For \(T \ll T_D\), where \(T_D = \frac{\hbar v \pi}{k_B a}\), the boundary of the Brillouin Zone, with energy \(E \sim \hbar v \frac{\pi}{a} \gg T\), does not contribute significantly. Extending the integration domain to infinity, we find:

\[ \langle E \rangle = E_0 + 3 V \int_0^\infty dk \frac{4\pi k^2}{(2\pi)^3} \frac{\hbar v k}{e^{\beta \hbar v k} - 1}. \]

Evaluating this integral yields:

\[ \langle E \rangle = E_0 + \frac{\pi^2}{10} V \frac{(k_B T)^4}{(\hbar v)^3}. \]
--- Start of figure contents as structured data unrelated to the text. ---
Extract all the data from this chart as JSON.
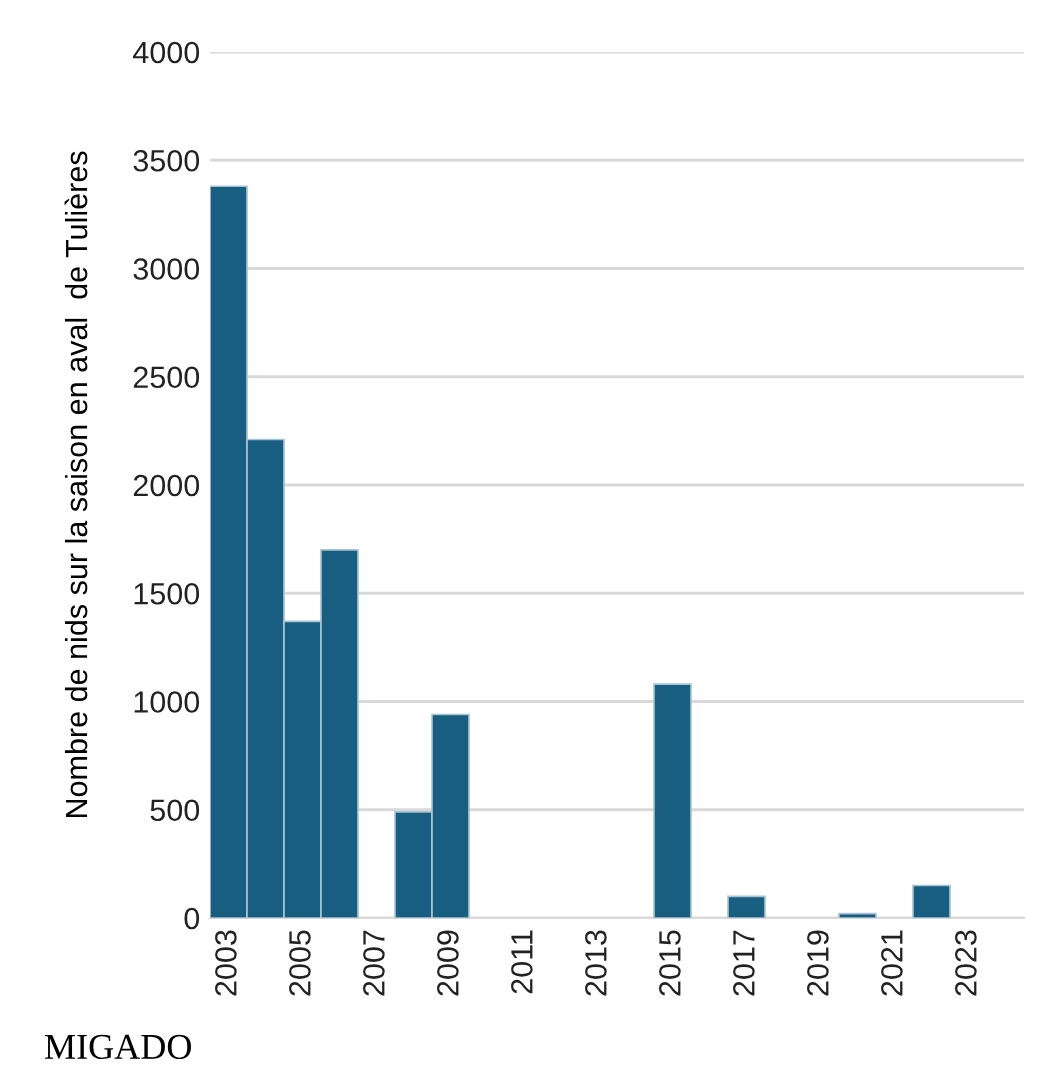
{
  "chart_data": {
    "type": "bar",
    "ylabel": "Nombre de nids sur la saison en aval  de Tulières",
    "categories": [
      "2003",
      null,
      "2005",
      null,
      "2007",
      null,
      "2009",
      null,
      "2011",
      null,
      "2013",
      null,
      "2015",
      null,
      "2017",
      null,
      "2019",
      null,
      "2021",
      null,
      "2023",
      null
    ],
    "values": [
      3380,
      2210,
      1370,
      1700,
      0,
      490,
      940,
      0,
      0,
      0,
      0,
      0,
      1080,
      0,
      100,
      0,
      0,
      20,
      0,
      150,
      0,
      0
    ],
    "color": "#175e80",
    "ylim": [
      0,
      4000
    ],
    "yticks": [
      0,
      500,
      1000,
      1500,
      2000,
      2500,
      3000,
      3500,
      4000
    ],
    "grid": "y",
    "legend": false,
    "annotations": [
      "MIGADO"
    ]
  }
}
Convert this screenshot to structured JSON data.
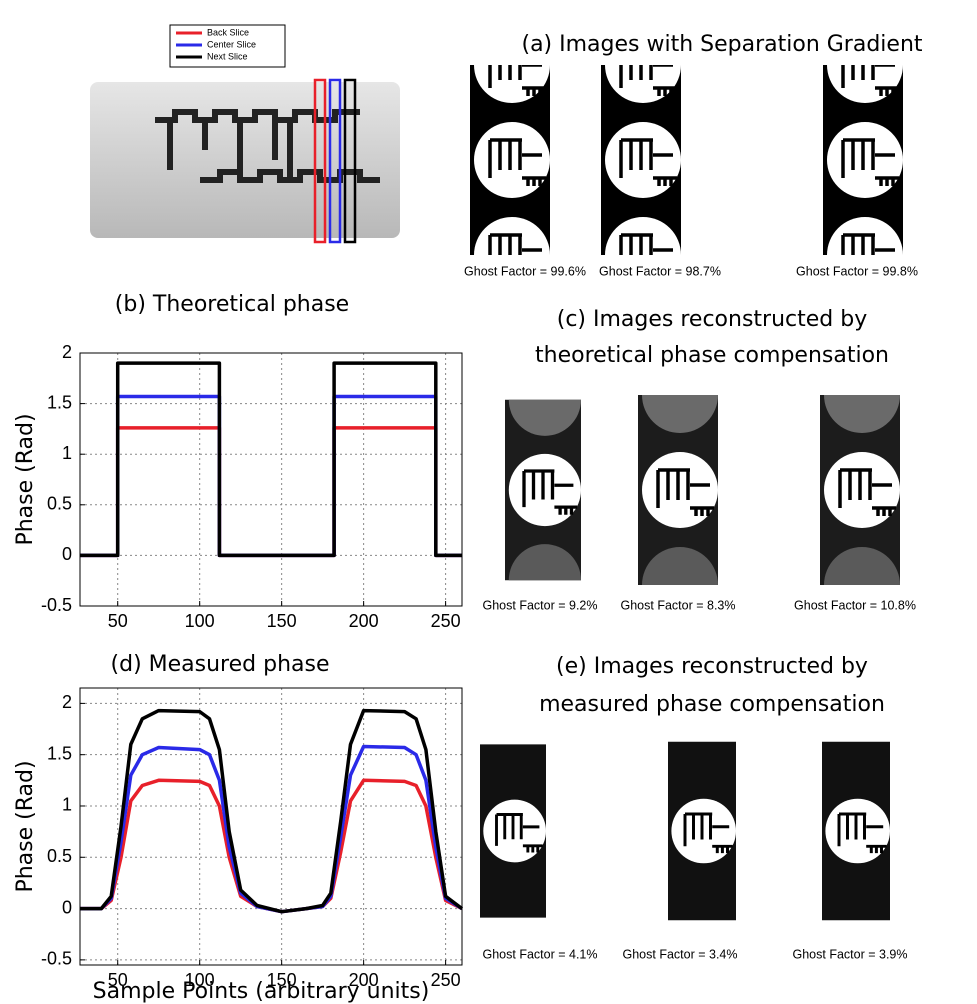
{
  "panels": [
    {
      "title_lines": [
        "(a) Images with Separation Gradient"
      ],
      "captions": [
        "Ghost Factor = 99.6%",
        "Ghost Factor = 98.7%",
        "Ghost Factor = 99.8%"
      ]
    },
    {
      "title_lines": [
        "(c) Images reconstructed by",
        "theoretical phase compensation"
      ],
      "captions": [
        "Ghost Factor = 9.2%",
        "Ghost Factor = 8.3%",
        "Ghost Factor = 10.8%"
      ]
    },
    {
      "title_lines": [
        "(e) Images reconstructed by",
        "measured phase compensation"
      ],
      "captions": [
        "Ghost Factor = 4.1%",
        "Ghost Factor = 3.4%",
        "Ghost Factor = 3.9%"
      ]
    }
  ],
  "chart_data": [
    {
      "type": "line",
      "title": "(b) Theoretical phase",
      "y_label": "Phase (Rad)",
      "xlim": [
        27,
        260
      ],
      "ylim": [
        -0.5,
        2
      ],
      "xticks": [
        50,
        100,
        150,
        200,
        250
      ],
      "yticks": [
        -0.5,
        0,
        0.5,
        1,
        1.5,
        2
      ],
      "grid": true,
      "x": [
        27,
        50,
        50,
        112,
        112,
        182,
        182,
        244,
        244,
        260
      ],
      "series": [
        {
          "name": "Back Slice",
          "color": "#e8202a",
          "values": [
            0,
            0,
            1.26,
            1.26,
            0,
            0,
            1.26,
            1.26,
            0,
            0
          ]
        },
        {
          "name": "Center Slice",
          "color": "#2a2ae8",
          "values": [
            0,
            0,
            1.57,
            1.57,
            0,
            0,
            1.57,
            1.57,
            0,
            0
          ]
        },
        {
          "name": "Next Slice",
          "color": "#000000",
          "values": [
            0,
            0,
            1.9,
            1.9,
            0,
            0,
            1.9,
            1.9,
            0,
            0
          ]
        }
      ]
    },
    {
      "type": "line",
      "title": "(d) Measured phase",
      "y_label": "Phase (Rad)",
      "x_label": "Sample Points (arbitrary units)",
      "xlim": [
        27,
        260
      ],
      "ylim": [
        -0.55,
        2.15
      ],
      "xticks": [
        50,
        100,
        150,
        200,
        250
      ],
      "yticks": [
        -0.5,
        0,
        0.5,
        1,
        1.5,
        2
      ],
      "grid": true,
      "x": [
        27,
        40,
        46,
        52,
        58,
        65,
        75,
        100,
        106,
        112,
        118,
        125,
        135,
        150,
        165,
        175,
        180,
        186,
        192,
        200,
        225,
        232,
        238,
        244,
        250,
        260
      ],
      "series": [
        {
          "color": "#e8202a",
          "values": [
            0,
            0,
            0.08,
            0.5,
            1.05,
            1.2,
            1.25,
            1.24,
            1.2,
            1.0,
            0.5,
            0.12,
            0.02,
            -0.03,
            0,
            0.02,
            0.1,
            0.55,
            1.05,
            1.25,
            1.24,
            1.2,
            1.0,
            0.5,
            0.08,
            0
          ]
        },
        {
          "color": "#2a2ae8",
          "values": [
            0,
            0,
            0.1,
            0.65,
            1.3,
            1.5,
            1.57,
            1.55,
            1.5,
            1.25,
            0.6,
            0.15,
            0.02,
            -0.03,
            0,
            0.02,
            0.12,
            0.7,
            1.3,
            1.58,
            1.57,
            1.5,
            1.25,
            0.6,
            0.1,
            0
          ]
        },
        {
          "color": "#000000",
          "values": [
            0,
            0,
            0.12,
            0.8,
            1.6,
            1.85,
            1.93,
            1.92,
            1.85,
            1.55,
            0.75,
            0.18,
            0.03,
            -0.03,
            0,
            0.03,
            0.15,
            0.85,
            1.6,
            1.93,
            1.92,
            1.85,
            1.55,
            0.75,
            0.12,
            0
          ]
        }
      ]
    }
  ]
}
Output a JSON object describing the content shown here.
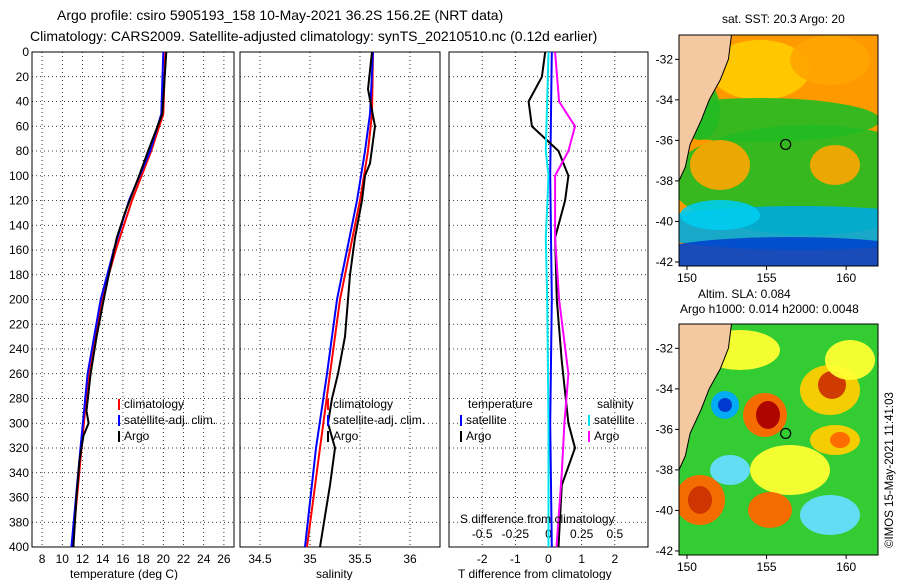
{
  "titles": {
    "line1": "Argo profile: csiro 5905193_158 10-May-2021 36.2S 156.2E (NRT data)",
    "line2": "Climatology: CARS2009. Satellite-adjusted climatology: synTS_20210510.nc (0.12d earlier)",
    "sst_title": "sat. SST: 20.3 Argo: 20",
    "sla_title1": "Altim. SLA: 0.084",
    "sla_title2": "Argo h1000: 0.014 h2000: 0.0048",
    "credit": "©IMOS 15-May-2021 11:41:03"
  },
  "colors": {
    "climatology": "#ff0000",
    "satellite": "#0000ff",
    "argo": "#000000",
    "sat_salinity": "#00e5ee",
    "clim_salinity": "#ff00ff",
    "land": "#f4c8a0"
  },
  "chart_data": [
    {
      "type": "line",
      "name": "temperature",
      "xlabel": "temperature (deg C)",
      "ylabel": "",
      "xlim": [
        7,
        27
      ],
      "ylim": [
        400,
        0
      ],
      "x_ticks": [
        "8",
        "10",
        "12",
        "14",
        "16",
        "18",
        "20",
        "22",
        "24",
        "26"
      ],
      "y_ticks": [
        "0",
        "20",
        "40",
        "60",
        "80",
        "100",
        "120",
        "140",
        "160",
        "180",
        "200",
        "220",
        "240",
        "260",
        "280",
        "300",
        "320",
        "340",
        "360",
        "380",
        "400"
      ],
      "grid": true,
      "legend": [
        "climatology",
        "satellite-adj. clim.",
        "Argo"
      ],
      "series": [
        {
          "name": "climatology",
          "depth": [
            0,
            50,
            80,
            120,
            160,
            200,
            260,
            320,
            400
          ],
          "values": [
            20.2,
            20.0,
            18.8,
            16.9,
            15.3,
            13.9,
            12.6,
            11.9,
            11.0
          ]
        },
        {
          "name": "satellite-adj. clim.",
          "depth": [
            0,
            50,
            80,
            120,
            160,
            200,
            260,
            320,
            400
          ],
          "values": [
            20.0,
            19.8,
            18.7,
            16.6,
            15.1,
            13.8,
            12.5,
            11.8,
            10.9
          ]
        },
        {
          "name": "Argo",
          "depth": [
            0,
            50,
            80,
            100,
            130,
            150,
            180,
            200,
            230,
            260,
            290,
            300,
            310,
            330,
            360,
            400
          ],
          "values": [
            20.3,
            19.9,
            18.5,
            17.6,
            16.2,
            15.4,
            14.6,
            14.1,
            13.4,
            12.8,
            12.4,
            12.6,
            12.1,
            11.7,
            11.4,
            11.1
          ]
        }
      ]
    },
    {
      "type": "line",
      "name": "salinity",
      "xlabel": "salinity",
      "ylabel": "",
      "xlim": [
        34.3,
        36.3
      ],
      "ylim": [
        400,
        0
      ],
      "x_ticks": [
        "34.5",
        "35",
        "35.5",
        "36"
      ],
      "grid": true,
      "legend": [
        "climatology",
        "satellite-adj. clim.",
        "Argo"
      ],
      "series": [
        {
          "name": "climatology",
          "depth": [
            0,
            50,
            80,
            120,
            160,
            200,
            260,
            320,
            400
          ],
          "values": [
            35.63,
            35.62,
            35.58,
            35.5,
            35.4,
            35.3,
            35.2,
            35.1,
            34.97
          ]
        },
        {
          "name": "satellite-adj. clim.",
          "depth": [
            0,
            50,
            80,
            120,
            160,
            200,
            260,
            320,
            400
          ],
          "values": [
            35.63,
            35.6,
            35.55,
            35.47,
            35.37,
            35.27,
            35.17,
            35.06,
            34.95
          ]
        },
        {
          "name": "Argo",
          "depth": [
            0,
            30,
            60,
            90,
            100,
            120,
            150,
            180,
            200,
            230,
            260,
            280,
            300,
            320,
            350,
            400
          ],
          "values": [
            35.62,
            35.58,
            35.65,
            35.6,
            35.55,
            35.52,
            35.45,
            35.4,
            35.38,
            35.35,
            35.28,
            35.22,
            35.18,
            35.25,
            35.2,
            35.1
          ]
        }
      ]
    },
    {
      "type": "line",
      "name": "differences",
      "xlabel": "T difference from climatology",
      "xlabel_top": "S difference from climatology",
      "xlim": [
        -3,
        3
      ],
      "ylim": [
        400,
        0
      ],
      "x_ticks": [
        "-2",
        "-1",
        "0",
        "1",
        "2"
      ],
      "x_ticks_top": [
        "-0.5",
        "-0.25",
        "0",
        "0.25",
        "0.5"
      ],
      "grid": true,
      "legend_titles": [
        "temperature",
        "salinity"
      ],
      "legend_left": [
        "satellite",
        "Argo"
      ],
      "legend_right": [
        "satellite",
        "Argo"
      ],
      "series": [
        {
          "name": "T satellite",
          "depth": [
            0,
            100,
            200,
            300,
            400
          ],
          "values": [
            0.1,
            0.05,
            0.1,
            0.05,
            0.1
          ]
        },
        {
          "name": "T Argo",
          "depth": [
            0,
            20,
            40,
            60,
            80,
            100,
            120,
            150,
            200,
            250,
            300,
            320,
            350,
            400
          ],
          "values": [
            -0.1,
            -0.2,
            -0.6,
            -0.5,
            0.3,
            0.6,
            0.5,
            0.2,
            0.25,
            0.4,
            0.6,
            0.8,
            0.4,
            0.3
          ]
        },
        {
          "name": "S satellite",
          "depth": [
            0,
            80,
            100,
            150,
            200,
            300,
            400
          ],
          "values": [
            0.0,
            -0.02,
            0.0,
            -0.02,
            -0.01,
            0.0,
            0.0
          ]
        },
        {
          "name": "S Argo",
          "depth": [
            0,
            40,
            60,
            80,
            100,
            150,
            200,
            260,
            300,
            340,
            400
          ],
          "values": [
            0.05,
            0.08,
            0.2,
            0.15,
            0.05,
            0.05,
            0.08,
            0.15,
            0.12,
            0.1,
            0.06
          ]
        }
      ]
    },
    {
      "type": "heatmap",
      "name": "sst_map",
      "title": "sat. SST: 20.3 Argo: 20",
      "xlim": [
        149.5,
        162
      ],
      "ylim": [
        -42.2,
        -30.8
      ],
      "x_ticks": [
        "150",
        "155",
        "160"
      ],
      "y_ticks": [
        "-32",
        "-34",
        "-36",
        "-38",
        "-40",
        "-42"
      ],
      "marker": {
        "lon": 156.2,
        "lat": -36.2
      }
    },
    {
      "type": "heatmap",
      "name": "sla_map",
      "title": "Altim. SLA: 0.084",
      "xlim": [
        149.5,
        162
      ],
      "ylim": [
        -42.2,
        -30.8
      ],
      "x_ticks": [
        "150",
        "155",
        "160"
      ],
      "y_ticks": [
        "-32",
        "-34",
        "-36",
        "-38",
        "-40",
        "-42"
      ],
      "marker": {
        "lon": 156.2,
        "lat": -36.2
      }
    }
  ]
}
The heat capacity per unit volume is then:

\[ \frac{C}{V} = k_B \frac{2\pi^2}{5} \left(\frac{k_B T}{\hbar v}\right)^3. \]

The key result is that \(E \sim T^4\) and \(C_V \sim T^3\), contrasting with the exponential behavior \(E, C \sim e^{-\Delta E / T}\). This difference arises because phonons are gapless: \(\hbar \omega(k) \sim v |\vec{k}|\) permits excitations with arbitrarily low energy. In high-energy physics terms, phonons are “massless,” with dispersion \(E(k) = v |\vec{k}|\), unlike systems with a mass gap where \(E(p) = \sqrt{m_0^2 v^4 + p^2 v^2}\).

Note#

This highlights a profound principle: low-temperature behavior depends only on a few “relevant” parameters (e.g., \(v\)) and not on the detailed microscopic structure.

Relation to spontaneous symmetry breaking: “Goldstone modes.”

For \(T < T_c\), the Ising model spontaneously breaks time-reversal symmetry, where \(E(\{\sigma\}) = E(\{-\sigma\})\).

Similarly, the phonon model exhibits a symmetry: \(E\left(\left\{q_{\vec{r}}\right\}\right) = E\left(\left\{\vec{q}_{\vec{r}} + \vec{c}\right\}\right)\).

This means that any realized equilibrium position \(\left\langle \vec{q}_{\vec{r}} \right\rangle = \vec{r}\) spontaneously breaks translation symmetry.

Note that \(\left\langle \vec{q}_{\vec{r}} \right\rangle = \vec{r} + \left\langle \vec{u}_{\vec{r}} \right\rangle\), and:

\[\begin{split} \begin{aligned} \left\langle \vec{u}_{\vec{r}} \right\rangle &= \sum_{\vec{k}} \frac{e^{i \vec{k} \cdot \vec{r}}}{\sqrt{N}} \sqrt{\frac{1}{2 m \omega_{\vec{k}}}} \left\langle \hat{a}_{\vec{k}}^{+} + \hat{a}_{-\vec{k}} \right\rangle \\ &= 0. \end{aligned} \end{split}\]

(Caveat: In \(D = 2\), this is more subtle due to the “Mermin-Wagner theorem,” which states that continuous symmetry cannot be spontaneously broken. This is covered in Physics 212.)

The existence of translation symmetry ensures \(\hbar \omega(k = 0) = 0\), leading to \(\omega(k) \sim v \cdot k\), which implies gaplessness.

This is a specific case of a broader result: Goldstone’s Theorem.

“A system with a spontaneously broken continuous global symmetry has a gapless mode (the Goldstone boson).”

[There are subtleties depending on whether the symmetry is Lorentz-invariant or non-relativistic, and whether it is internal or spacetime-related.]

In this context, the phonon (sound wave) is the “Goldstone mode” associated with the spontaneous breaking of translation symmetry.